Thursday, October 4, 2012

Key to the great park debate in Orange may be in decades-old error

Residents of Orange may have noticed that their city has become a bit more orange – and green – lately, as signs opposing and in favor of Measure FF have been posted around town.
On Nov. 6, voters in Orange will choose whether they affirm the city council’s approval of the plan to convert 51 acres of land, formerly the Ridgeline Tennis and Golf Club, to 39 one-acre estates in the Orange Park Acres area.
Opponents of the measure say that the project should not go forward on the basis that when the developers, JMI Real Estate, bough the Ridgeline property, as well as the nearby Sully-Miller Sand and Gravel Mine, most of the land is designated for open space, and only 20 acres for housing.
Within the Orange Park Acres community, there appears to be an overwhelming opposition to the measure. It is hard to walk more than a few yards down the road without encountering yet another sign declaring “Orange Needs Parks,” “Preserve Recreational Open Space,” or “Save Open Space.”
Diane Gaynor, executive vice president and partner of Roni Hicks & Associates, the agency running the Yes on FF campaign, said that this is an issue of protecting the Fifth Amendment rights of the landowner.
“Private property rights are the basis of this story,” she said.
The project worked out between the city of Orange and JMI would result in the developer leaving an amount of land for open space that is over 20 times what is required, as JMI plans to turn Gaynor said. Orange may need parks, but it is not fair to punish one landowner and violate anyone’s Fifth Amendment rights.
Tom Davidson, chair of the Park Planning and Development Commission of Orange and the former president of the Orange Park Association, which drove the campaign against the Ridgeline project, believes that the land was meant for recreational space for the public.

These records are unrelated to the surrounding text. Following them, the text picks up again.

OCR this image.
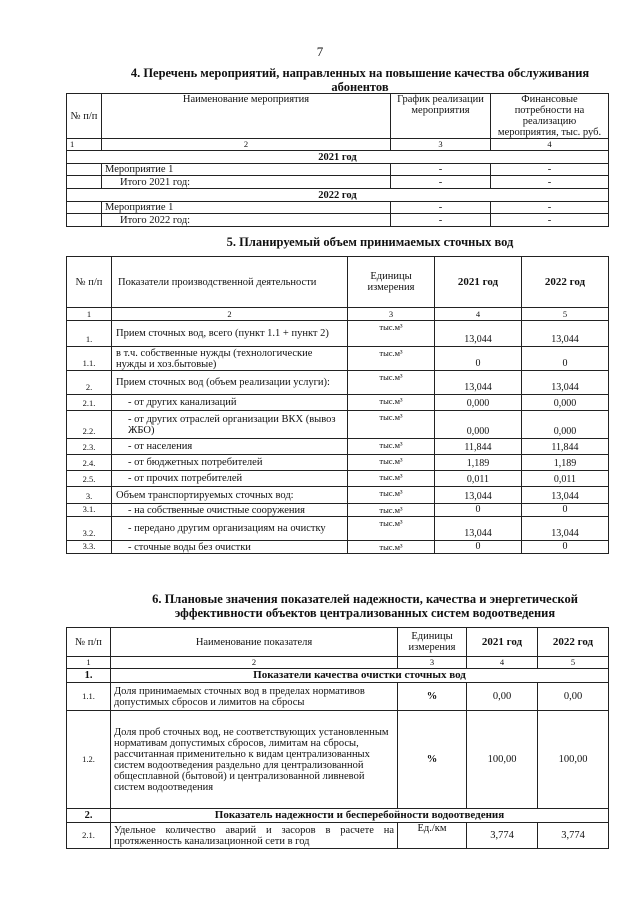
7
4. Перечень мероприятий, направленных на повышение качества обслуживания
абонентов
№ п/п	Наименование мероприятия	График реализации мероприятия	Финансовые потребности на реализацию мероприятия, тыс. руб.
1	2	3	4
2021 год			
	Мероприятие 1	-	-
	Итого 2021 год:	-	-
2022 год			
	Мероприятие 1	-	-
	Итого 2022 год:	-	-
5. Планируемый объем принимаемых сточных вод
№ п/п	Показатели производственной деятельности	Единицы измерения	2021 год	2022 год
1	2	3	4	5
1.	Прием сточных вод, всего (пункт 1.1 + пункт 2)	тыс.м³	13,044	13,044
1.1.	в т.ч. собственные нужды (технологические нужды и хоз.бытовые)	тыс.м³	0	0
2.	Прием сточных вод (объем реализации услуги):	тыс.м³	13,044	13,044
2.1.	- от других канализаций	тыс.м³	0,000	0,000
2.2.	- от других отраслей организации ВКХ (вывоз ЖБО)	тыс.м³	0,000	0,000
2.3.	- от населения	тыс.м³	11,844	11,844
2.4.	- от бюджетных потребителей	тыс.м³	1,189	1,189
2.5.	- от прочих потребителей	тыс.м³	0,011	0,011
3.	Объем транспортируемых сточных вод:	тыс.м³	13,044	13,044
3.1.	- на собственные очистные сооружения	тыс.м³	0	0
3.2.	- передано другим организациям на очистку	тыс.м³	13,044	13,044
3.3.	- сточные воды без очистки	тыс.м³	0	0
6. Плановые значения показателей надежности, качества и энергетической
эффективности объектов централизованных систем водоотведения
№ п/п	Наименование показателя	Единицы измерения	2021 год	2022 год
1	2	3	4	5
1.	Показатели качества очистки сточных вод			
1.1.	Доля принимаемых сточных вод в пределах нормативов допустимых сбросов и лимитов на сбросы	%	0,00	0,00
1.2.	Доля проб сточных вод, не соответствующих установленным нормативам допустимых сбросов, лимитам на сбросы, рассчитанная применительно к видам централизованных систем водоотведения раздельно для централизованной общесплавной (бытовой) и централизованной ливневой систем водоотведения	%	100,00	100,00
2.	Показатель надежности и бесперебойности водоотведения			
2.1.	Удельное количество аварий и засоров в расчете на протяженность канализационной сети в год	Ед./км	3,774	3,774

“The council didn’t stand up for what [the land] was zoned for,” Davidson said.
The lesser-known key to the great debate over recreational space may actually be a decades-old record-keeping error.
Opponents of the measure say that the land is zoned only for “open space” according to the city’s General Plan. This would mean that allowing one-acre estates on the property would violate a plan that should supersede all else, Davidson said.  
Supporters argue for the landowner’s right to build the estates based on evidence, including an investigation and public letter by then-City Attorney David A. DeBerry, that, despite a mistake on a General Plan map approved in 1973, the land was intended for both “open space” and “low-density,” which the one-acre estates would be in compliance with, Gaynor said. That designation was made to protect against building town homes, condominiums and commercial developments on the land.
Orange County Superior Court Judge Robert Moss recently confirmed that the land was intended for this dual use and ordered the measure off the ballot, but this decision was appealed, Gaynor said.
“The Court of Appeal decided to hear the appeal which placed Judge Moss' ruling on ice,” she said. This then placed measure back on the ballot.
The Orange Chamber of Commerce is one of the supporters of the Yes on FF campaign.
We support the decision made by the planning commission and the city council to move this project forward. In addition, our Board of Directors reviewed the project and felt it was a good project,” President and CEO Heidi Larkin-Reed said in a statement on behalf of the Chamber of Commerce.
Davidson argues that even if the designation was originally an error, the city has had two opportunities, one in 1985 and one in 2010, to correct it, and chose not to. It was not until the economy tanked and the error caused loss for the developer that the game plan was changed, he said.
“It shouldn’t rest on the citizens of the city to take that loss,” he said.
Orange resident Jake Sanderson, who lives near Orange Park Acres and passes the land frequently on his way to Santiago Canyon College where he attends classes, will vote no on the measure based on what he has witnessed living in the area.
“The people who live in this area use it to ride horses, exercise and many more things and I have seen nothing but ‘No on Measure FF’ signs up there,” he said. “I support more parkland and open space to the public to use for their own use in terms of events like sports, individual exercise or anything like that.”